REPUBLIKA.CO.ID, JAKARTA -- Ketua Umum Pengurus Besar Nahdlatul Ulama (PBNU), KH Yahya Cholil Staquf (Gus Yahya) kembali menegaskan tidak akan memenuhi permintaan Rais Aam PBNU, KH Miftachul Akhyar agar mundur dari jabatan Ketua Umum. Gus Yahya menilai permintaan tersebut tidak memiliki dasar hukum organisasi dan menegaskan siap menempuh jalur hukum demi menjaga tatanan organisasi NU.
Gus Yahya menyatakan posisinya sebagai Ketua Umum Tanfidziyah PBNU dan mandataris Muktamar ke-34 NU di Lampung pada 2021 tidak dapat diganggu gugat, kecuali melalui mekanisme muktamar.

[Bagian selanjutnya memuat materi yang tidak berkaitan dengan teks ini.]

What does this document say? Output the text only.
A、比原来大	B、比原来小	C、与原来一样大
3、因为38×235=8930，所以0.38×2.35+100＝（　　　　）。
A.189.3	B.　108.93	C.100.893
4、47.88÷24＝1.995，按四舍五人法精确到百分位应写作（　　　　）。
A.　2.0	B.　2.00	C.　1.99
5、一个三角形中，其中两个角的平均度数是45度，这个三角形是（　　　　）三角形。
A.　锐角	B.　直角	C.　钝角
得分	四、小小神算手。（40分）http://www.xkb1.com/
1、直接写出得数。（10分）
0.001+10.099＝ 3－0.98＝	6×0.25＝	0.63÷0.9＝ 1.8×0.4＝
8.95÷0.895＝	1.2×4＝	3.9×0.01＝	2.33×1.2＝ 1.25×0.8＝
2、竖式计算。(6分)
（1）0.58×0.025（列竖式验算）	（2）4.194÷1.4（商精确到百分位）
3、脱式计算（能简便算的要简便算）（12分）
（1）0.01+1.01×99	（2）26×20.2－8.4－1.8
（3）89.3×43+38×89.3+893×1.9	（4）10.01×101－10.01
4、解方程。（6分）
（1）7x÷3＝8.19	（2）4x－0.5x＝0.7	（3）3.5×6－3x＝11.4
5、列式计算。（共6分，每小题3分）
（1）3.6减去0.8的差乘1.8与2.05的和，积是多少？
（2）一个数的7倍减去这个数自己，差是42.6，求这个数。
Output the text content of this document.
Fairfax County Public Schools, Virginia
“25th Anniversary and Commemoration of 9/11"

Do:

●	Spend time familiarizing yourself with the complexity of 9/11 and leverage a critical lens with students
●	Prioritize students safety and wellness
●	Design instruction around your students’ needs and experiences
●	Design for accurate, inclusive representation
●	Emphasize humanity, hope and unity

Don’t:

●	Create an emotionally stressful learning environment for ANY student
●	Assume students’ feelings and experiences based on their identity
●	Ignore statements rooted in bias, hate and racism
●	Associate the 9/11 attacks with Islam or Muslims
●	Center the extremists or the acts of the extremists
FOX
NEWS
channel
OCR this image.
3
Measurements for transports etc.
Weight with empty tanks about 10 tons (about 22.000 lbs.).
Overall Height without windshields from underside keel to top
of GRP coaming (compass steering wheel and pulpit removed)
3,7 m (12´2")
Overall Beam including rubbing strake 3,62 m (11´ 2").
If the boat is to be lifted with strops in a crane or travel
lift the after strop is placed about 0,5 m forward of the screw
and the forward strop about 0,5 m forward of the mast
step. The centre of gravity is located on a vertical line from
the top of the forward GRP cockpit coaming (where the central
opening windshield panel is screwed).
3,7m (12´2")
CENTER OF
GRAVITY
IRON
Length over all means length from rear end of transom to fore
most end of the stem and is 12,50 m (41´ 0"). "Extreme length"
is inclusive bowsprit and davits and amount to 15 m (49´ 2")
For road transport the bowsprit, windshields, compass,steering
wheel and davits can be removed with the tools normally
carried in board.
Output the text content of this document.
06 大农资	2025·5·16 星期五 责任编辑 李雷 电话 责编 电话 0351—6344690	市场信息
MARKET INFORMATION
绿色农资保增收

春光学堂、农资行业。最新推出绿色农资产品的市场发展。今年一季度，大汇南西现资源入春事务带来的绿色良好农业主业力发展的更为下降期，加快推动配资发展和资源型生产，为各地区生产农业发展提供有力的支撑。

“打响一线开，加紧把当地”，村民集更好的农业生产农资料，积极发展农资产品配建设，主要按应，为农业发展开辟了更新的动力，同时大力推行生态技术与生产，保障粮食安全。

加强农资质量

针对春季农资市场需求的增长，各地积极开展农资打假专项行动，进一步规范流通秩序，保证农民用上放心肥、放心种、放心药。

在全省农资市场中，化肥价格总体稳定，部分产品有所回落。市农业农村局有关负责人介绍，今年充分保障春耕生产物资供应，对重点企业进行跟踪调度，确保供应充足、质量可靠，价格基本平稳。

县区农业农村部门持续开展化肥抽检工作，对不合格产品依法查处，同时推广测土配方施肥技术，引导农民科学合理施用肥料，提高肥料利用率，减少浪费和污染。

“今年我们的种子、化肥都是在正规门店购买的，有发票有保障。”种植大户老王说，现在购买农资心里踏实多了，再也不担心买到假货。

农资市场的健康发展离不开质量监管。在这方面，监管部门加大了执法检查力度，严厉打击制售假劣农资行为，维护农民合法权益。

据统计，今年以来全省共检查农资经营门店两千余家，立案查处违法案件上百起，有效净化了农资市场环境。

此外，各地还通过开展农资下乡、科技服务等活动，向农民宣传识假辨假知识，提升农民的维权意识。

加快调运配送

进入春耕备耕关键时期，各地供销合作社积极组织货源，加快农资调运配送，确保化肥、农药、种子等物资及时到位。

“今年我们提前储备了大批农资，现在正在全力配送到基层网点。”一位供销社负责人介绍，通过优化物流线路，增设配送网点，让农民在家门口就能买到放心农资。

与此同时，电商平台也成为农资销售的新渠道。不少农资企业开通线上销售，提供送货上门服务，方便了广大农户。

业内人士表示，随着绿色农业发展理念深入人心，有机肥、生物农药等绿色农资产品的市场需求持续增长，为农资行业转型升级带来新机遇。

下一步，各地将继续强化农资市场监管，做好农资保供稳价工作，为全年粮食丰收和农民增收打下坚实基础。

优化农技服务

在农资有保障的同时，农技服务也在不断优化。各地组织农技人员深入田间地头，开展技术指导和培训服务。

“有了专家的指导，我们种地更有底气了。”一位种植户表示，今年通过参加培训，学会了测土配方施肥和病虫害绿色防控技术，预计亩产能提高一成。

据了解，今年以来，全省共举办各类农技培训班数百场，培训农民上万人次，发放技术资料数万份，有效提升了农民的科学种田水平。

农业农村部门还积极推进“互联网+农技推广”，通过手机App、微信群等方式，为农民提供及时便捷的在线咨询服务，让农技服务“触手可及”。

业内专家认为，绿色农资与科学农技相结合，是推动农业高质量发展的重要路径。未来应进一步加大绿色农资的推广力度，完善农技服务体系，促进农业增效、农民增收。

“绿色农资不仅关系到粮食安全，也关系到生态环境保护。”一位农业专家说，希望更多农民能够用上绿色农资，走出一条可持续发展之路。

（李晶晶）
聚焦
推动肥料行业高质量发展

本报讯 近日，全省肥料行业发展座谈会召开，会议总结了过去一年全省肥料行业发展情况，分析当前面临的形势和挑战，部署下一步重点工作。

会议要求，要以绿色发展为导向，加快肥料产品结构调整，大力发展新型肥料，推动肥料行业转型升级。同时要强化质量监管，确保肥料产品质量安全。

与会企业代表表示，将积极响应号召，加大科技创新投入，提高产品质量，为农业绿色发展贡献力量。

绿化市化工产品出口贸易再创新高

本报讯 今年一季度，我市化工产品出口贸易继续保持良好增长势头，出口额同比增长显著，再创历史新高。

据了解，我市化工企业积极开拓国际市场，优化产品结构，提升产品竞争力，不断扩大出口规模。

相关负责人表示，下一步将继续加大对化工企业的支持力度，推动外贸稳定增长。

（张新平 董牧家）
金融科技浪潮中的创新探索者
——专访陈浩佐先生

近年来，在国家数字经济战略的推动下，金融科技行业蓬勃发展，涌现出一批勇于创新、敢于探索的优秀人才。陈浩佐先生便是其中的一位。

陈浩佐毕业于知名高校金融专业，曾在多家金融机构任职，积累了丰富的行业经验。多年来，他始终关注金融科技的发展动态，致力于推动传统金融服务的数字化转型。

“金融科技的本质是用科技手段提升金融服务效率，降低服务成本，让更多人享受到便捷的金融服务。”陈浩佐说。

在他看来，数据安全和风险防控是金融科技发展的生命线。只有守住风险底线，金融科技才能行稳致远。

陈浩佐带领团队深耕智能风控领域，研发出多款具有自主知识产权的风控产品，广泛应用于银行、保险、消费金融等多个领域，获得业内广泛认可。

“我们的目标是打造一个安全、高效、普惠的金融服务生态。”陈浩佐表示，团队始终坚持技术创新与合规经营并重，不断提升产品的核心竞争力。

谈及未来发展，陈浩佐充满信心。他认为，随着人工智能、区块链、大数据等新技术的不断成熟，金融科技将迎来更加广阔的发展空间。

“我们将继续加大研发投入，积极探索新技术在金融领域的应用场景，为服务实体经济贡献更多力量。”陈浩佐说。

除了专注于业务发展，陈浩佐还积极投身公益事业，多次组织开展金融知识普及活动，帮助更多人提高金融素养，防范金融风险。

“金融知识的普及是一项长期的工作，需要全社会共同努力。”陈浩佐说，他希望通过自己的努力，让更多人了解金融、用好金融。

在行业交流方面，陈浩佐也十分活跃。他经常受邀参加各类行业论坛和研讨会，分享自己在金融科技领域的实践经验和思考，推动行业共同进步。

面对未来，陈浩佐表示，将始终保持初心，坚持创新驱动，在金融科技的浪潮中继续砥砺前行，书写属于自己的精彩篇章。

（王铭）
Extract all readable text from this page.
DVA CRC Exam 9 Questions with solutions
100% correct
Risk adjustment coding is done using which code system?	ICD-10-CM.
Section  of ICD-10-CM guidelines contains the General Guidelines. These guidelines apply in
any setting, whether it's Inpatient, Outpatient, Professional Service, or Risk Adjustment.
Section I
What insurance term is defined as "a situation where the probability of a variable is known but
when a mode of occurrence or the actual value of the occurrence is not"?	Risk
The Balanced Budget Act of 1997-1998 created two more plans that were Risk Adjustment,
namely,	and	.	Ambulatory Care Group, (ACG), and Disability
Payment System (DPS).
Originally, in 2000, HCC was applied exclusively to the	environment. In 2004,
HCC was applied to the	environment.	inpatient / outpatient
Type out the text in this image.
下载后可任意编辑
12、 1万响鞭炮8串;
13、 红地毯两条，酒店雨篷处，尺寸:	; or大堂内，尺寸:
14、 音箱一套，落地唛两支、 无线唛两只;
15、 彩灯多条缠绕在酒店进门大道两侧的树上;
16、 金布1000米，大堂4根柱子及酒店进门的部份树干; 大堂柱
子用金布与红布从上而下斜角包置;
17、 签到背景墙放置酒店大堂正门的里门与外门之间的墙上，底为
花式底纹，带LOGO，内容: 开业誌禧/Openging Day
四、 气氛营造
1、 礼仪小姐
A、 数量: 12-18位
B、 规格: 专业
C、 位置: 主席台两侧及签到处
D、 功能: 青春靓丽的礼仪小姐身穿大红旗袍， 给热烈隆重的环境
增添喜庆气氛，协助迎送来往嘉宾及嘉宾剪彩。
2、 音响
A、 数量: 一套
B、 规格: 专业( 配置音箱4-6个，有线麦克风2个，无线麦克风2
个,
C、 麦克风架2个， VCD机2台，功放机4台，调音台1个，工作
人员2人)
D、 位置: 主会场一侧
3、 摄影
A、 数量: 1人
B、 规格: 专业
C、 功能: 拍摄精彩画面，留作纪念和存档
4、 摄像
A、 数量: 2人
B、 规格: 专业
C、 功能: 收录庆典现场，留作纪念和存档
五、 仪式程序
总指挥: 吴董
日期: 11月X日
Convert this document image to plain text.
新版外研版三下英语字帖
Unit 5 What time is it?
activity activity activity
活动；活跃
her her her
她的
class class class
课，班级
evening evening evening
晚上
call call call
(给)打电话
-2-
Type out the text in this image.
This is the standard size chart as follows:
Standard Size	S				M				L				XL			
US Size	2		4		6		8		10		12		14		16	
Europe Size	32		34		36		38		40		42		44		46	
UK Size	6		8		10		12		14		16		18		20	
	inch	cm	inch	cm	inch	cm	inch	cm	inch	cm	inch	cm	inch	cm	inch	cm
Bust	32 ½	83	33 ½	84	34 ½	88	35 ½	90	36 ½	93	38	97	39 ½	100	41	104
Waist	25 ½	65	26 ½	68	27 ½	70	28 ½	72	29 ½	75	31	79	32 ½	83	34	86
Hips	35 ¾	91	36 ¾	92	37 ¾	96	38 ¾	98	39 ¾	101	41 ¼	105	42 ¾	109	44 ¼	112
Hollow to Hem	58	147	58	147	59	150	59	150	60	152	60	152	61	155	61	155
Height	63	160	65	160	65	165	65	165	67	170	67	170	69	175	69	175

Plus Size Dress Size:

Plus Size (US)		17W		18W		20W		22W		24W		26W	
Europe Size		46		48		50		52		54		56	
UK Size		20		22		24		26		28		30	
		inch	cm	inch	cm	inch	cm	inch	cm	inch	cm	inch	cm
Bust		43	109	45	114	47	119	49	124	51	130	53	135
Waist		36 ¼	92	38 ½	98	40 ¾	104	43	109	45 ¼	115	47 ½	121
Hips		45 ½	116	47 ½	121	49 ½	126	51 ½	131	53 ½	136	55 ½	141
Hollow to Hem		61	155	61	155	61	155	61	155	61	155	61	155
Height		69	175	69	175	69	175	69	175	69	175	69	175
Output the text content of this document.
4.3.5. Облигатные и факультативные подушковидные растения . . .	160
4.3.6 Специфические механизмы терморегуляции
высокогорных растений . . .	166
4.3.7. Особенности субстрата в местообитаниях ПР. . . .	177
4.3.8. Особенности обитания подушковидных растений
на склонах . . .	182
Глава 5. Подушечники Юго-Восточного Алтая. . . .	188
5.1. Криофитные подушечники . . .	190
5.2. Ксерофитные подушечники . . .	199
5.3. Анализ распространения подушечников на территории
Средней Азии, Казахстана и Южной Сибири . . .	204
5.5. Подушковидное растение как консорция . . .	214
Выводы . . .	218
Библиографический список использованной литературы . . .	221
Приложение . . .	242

“Posisi saya sebagai Ketua Umum Tanfidziyah PBNU dan mandataris Muktamar ke-34 tahun 2021 di Lampung tetap tidak dapat diubah kecuali melalui Muktamar. Ini sangat jelas dan tanpa tafsir ganda dalam sistem konstitusi NU,” ujarnya saat jumpa pers di Gedung PBNU, Jakarta, Rabu (3/12/2025).
Menurut Gus Yahya, keputusan yang disebut sebagai hasil rapat harian Syuriah tidak sah dan batal demi hukum karena berada di luar kewenangan forum tersebut.
“Pernyataan yang dikatakan sebagai hasil rapat harian syuriah mengenai posisi saya itu itu tidak dapat diterima dan batal demi hukum karena di luar kewenangan dari rapat harian syuriah itu sendiri,” ucapnya.
Gus Yahya juga menyoroti beredarnya undangan rapat pleno yang digagas Syuriah. Ia menegaskan pleno hanya sah jika dipimpin bersama oleh Rais Aam dan Ketua Umum. “Dan tidak bisa rapat pleno hanya diselenggarakan oleh syuriah saja, ini tidak bisa,” katanya.
Ia mengaku tidak memiliki kepentingan pribadi dalam polemik ini, selain mempertahankan tatanan organisasi agar tidak runtuh oleh keputusan sepihak. Menurutnya, rapat harian Syuriah yang digelar sekitar dua pekan lalu dilakukan tanpa memberikan kesempatan klarifikasi kepadanya.
“Itu berarti secara material jelas tidak dapat diterima. Dan itu apabila diperturutkan termasuk dengan keputusan lebih-lebih, keputusan yang di luar wewenang, itu akan meruntuhkan keseluruhan konstruksi organisasi NU ini,” jelasnya.